SCRIPTURE: John 5: 1-15
KEY VERSES (6-9): “When Jesus saw him lying there and knew that he had been there a long time, he said to him, ‘Do you want to be made well?’ The sick man answered him, ‘Sir, I have no one to put me into the pool when the water is stirred up; and while I am making my way, someone else steps down ahead of me.’ Jesus said to him, ‘Stand up, take your mat and walk.’ At once the man was made well, and he took up his mat and began to walk.”
The so-called “Misery Index” is a statistic economists use to measure a nation’s “misery,” simply by adding the unemployment rate to the inflation rate. The higher the two statistics, the greater a nation’s misery.
Samuel (Mark Twain) Clemens was none to impressed with stats. “There’s lies, damn lies and statistics,” he quipped.
Master manipulators can toy with stats the way manipulators can toy with scriptures cherry-picked from the bible. But stats aren’t all bad, contrary to the satirical Mr. Clemens’ claim. Stats can and do serve us well in analyzing all kinds of things, and in charting plans for the future.
My problem with stats pertaining to poverty is that they’re empty of flesh and blood. As helpful as they may be in determining the severity of hunger and homelessness and yes, unemployment and inflation, too—stats are dead numbers on a page or computer screen.
To comprehend the misery of people who are statistics in “The Misery Index,” you have to get a real taste of their misery by getting up-close and personal with them.

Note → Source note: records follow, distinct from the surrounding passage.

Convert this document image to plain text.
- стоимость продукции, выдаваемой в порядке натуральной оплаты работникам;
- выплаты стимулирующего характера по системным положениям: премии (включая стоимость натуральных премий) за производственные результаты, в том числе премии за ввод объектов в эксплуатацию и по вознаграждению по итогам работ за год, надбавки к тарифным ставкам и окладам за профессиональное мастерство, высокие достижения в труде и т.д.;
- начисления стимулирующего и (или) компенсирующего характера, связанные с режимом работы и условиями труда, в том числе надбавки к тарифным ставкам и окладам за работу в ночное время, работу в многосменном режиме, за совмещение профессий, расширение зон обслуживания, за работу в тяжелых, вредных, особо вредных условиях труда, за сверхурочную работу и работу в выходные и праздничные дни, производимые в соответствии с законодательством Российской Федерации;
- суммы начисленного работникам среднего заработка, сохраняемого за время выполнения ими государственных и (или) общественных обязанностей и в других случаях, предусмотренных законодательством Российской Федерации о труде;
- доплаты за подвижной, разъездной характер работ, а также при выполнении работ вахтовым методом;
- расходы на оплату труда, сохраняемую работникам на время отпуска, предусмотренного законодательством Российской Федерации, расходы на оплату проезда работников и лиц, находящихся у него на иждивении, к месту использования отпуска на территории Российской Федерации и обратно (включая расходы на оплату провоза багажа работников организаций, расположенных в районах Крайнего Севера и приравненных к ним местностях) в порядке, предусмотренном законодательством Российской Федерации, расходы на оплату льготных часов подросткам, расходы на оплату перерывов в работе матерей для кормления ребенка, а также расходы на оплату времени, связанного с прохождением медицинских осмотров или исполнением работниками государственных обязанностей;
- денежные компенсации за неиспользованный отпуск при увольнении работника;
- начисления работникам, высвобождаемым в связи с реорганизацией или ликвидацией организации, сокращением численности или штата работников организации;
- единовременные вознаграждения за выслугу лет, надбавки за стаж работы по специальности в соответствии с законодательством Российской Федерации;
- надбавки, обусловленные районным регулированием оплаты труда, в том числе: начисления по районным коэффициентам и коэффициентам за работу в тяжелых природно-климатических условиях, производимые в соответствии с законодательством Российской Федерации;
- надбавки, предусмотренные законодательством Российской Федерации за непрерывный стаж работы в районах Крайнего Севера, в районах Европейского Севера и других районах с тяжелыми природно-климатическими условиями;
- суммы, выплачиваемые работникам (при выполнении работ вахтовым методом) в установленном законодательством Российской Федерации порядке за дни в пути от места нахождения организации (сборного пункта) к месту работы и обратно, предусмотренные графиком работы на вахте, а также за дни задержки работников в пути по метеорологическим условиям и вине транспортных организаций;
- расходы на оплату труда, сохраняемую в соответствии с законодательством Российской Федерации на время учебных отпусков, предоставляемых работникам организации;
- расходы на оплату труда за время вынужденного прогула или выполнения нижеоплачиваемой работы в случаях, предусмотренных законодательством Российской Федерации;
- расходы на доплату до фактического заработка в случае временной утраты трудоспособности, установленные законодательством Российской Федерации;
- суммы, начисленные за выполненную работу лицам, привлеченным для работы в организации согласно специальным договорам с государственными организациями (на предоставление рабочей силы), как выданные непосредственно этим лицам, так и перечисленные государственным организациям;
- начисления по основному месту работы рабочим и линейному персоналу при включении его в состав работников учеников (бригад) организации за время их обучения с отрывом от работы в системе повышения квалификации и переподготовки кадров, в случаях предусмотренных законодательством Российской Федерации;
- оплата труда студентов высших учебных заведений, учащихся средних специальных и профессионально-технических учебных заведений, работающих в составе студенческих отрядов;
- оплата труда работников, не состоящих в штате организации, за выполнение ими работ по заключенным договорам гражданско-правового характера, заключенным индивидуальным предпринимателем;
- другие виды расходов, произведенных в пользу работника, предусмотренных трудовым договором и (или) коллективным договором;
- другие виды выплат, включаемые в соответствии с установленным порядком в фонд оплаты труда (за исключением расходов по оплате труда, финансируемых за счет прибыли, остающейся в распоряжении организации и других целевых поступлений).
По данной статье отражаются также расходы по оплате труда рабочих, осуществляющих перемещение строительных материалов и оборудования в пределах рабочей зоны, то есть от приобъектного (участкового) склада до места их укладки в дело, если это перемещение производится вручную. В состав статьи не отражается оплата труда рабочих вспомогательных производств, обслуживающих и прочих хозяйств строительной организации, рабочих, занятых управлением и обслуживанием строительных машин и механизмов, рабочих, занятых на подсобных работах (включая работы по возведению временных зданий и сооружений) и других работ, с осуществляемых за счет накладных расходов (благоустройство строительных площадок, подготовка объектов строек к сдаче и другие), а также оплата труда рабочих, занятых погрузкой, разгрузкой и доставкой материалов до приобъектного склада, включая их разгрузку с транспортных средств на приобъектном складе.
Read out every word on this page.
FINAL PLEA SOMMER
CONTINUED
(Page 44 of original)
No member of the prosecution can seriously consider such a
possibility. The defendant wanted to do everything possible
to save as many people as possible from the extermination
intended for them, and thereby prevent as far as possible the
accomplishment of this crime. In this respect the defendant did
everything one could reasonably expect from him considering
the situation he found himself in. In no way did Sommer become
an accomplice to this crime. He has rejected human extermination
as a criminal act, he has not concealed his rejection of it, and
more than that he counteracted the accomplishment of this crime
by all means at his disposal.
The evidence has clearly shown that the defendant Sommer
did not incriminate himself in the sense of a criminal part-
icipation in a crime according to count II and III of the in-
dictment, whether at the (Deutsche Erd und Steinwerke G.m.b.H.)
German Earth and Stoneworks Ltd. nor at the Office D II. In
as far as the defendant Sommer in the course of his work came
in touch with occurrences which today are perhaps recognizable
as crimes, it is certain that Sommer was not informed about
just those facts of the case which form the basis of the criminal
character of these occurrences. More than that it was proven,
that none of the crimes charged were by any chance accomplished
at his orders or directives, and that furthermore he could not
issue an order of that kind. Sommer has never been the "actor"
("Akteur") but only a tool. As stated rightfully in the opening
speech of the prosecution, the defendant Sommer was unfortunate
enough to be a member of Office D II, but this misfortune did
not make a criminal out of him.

Consider the thermometer. It’s is a great tool in the doctor’s bag for obtaining a cold, diagnostic number of a patient with a hot fever. But to see and sense and determine the real misery of the patient, the doctor has to be up-close and personal. The doctor needs to know or get to know the patient. The doctor has to hear the patient speak and see the patient’s pain in order to bring healing and relief.
Sometimes, a doctor can be just the friend you need to lift you out of your physical poverty and the mental poverty that comes with illness.
Sometimes you can be a doctor to some poor soul stuck in the poverty of a slum, a street corner or shantytown. The “physician of souls” needs all the assistance he can get.
* * * * * * * *
Julia Demaree is the director of the Emmaus House, an Orthodox Christian ministry in Harlem that, according to its website, “extends healing, hope and hospitality to an average of 3,200 women, children and families every month.” Part of an article that Demaree wrote for the Orthodox Peace Foundation’s “In Communion” (www.incommunion.org) website caught my eye:
“My heart always skips a beat when I engage these folks on the street whose marginal lives are held by such fragile threads. They do not have the luxury or wherewithal to hide or to camouflage their poverty, their disappointments and their desperation. Life is proclaimed on their faces, in their body smell, in their empty pockets, in their outstretched hands. I tend to move closer to them so that some of their vulnerability will rub off on me, inform my life of the need for humility, and the need to beg for love.”
If I may sum up Ms. Demaree’s eloquent words, the poor don’t have “the luxury or wherewithal” to hide their many miseries, which can’t be seen, smelled or felt in any economic statistic.
* * * * * * * *
In the story of the disabled man by the side of the healing pool, Jesus finds a poor soul suffering from a variety of miseries that can be called poverties. This is a man who couldn’t hide his misery if he wanted to. He’s suffering from the miseries—that is, the poverties—of physical pain, of emotional and mental anguish, of disappointment and heartache. He’s suffering the misery of torment by oppressive, uncaring religious leaders unwilling to help him, least of all on the Sabbath Day! Jesus, the “Great Physician,” in fact gets himself into trouble with the Pharisees (as usual) by healing and giving a new life to this poor man on the Sabbath.
Jesus deplored misery. Jesus dispensed mercy, curing people of the miseries (poverties) of everything from sin to severe illness.
Material poverty bites people with all kinds of other poverties; the stinging bite of it spreads miseries that no economic “Misery Index” can begin to expose.
I suppose there’s no such thing as a statistical “Mercy Index.” But you’ll see the healing power of mercy at work for yourself if you get to know the poor and walk with them in their shoes a while, dispensing the simple but potent mercies of friendship and care.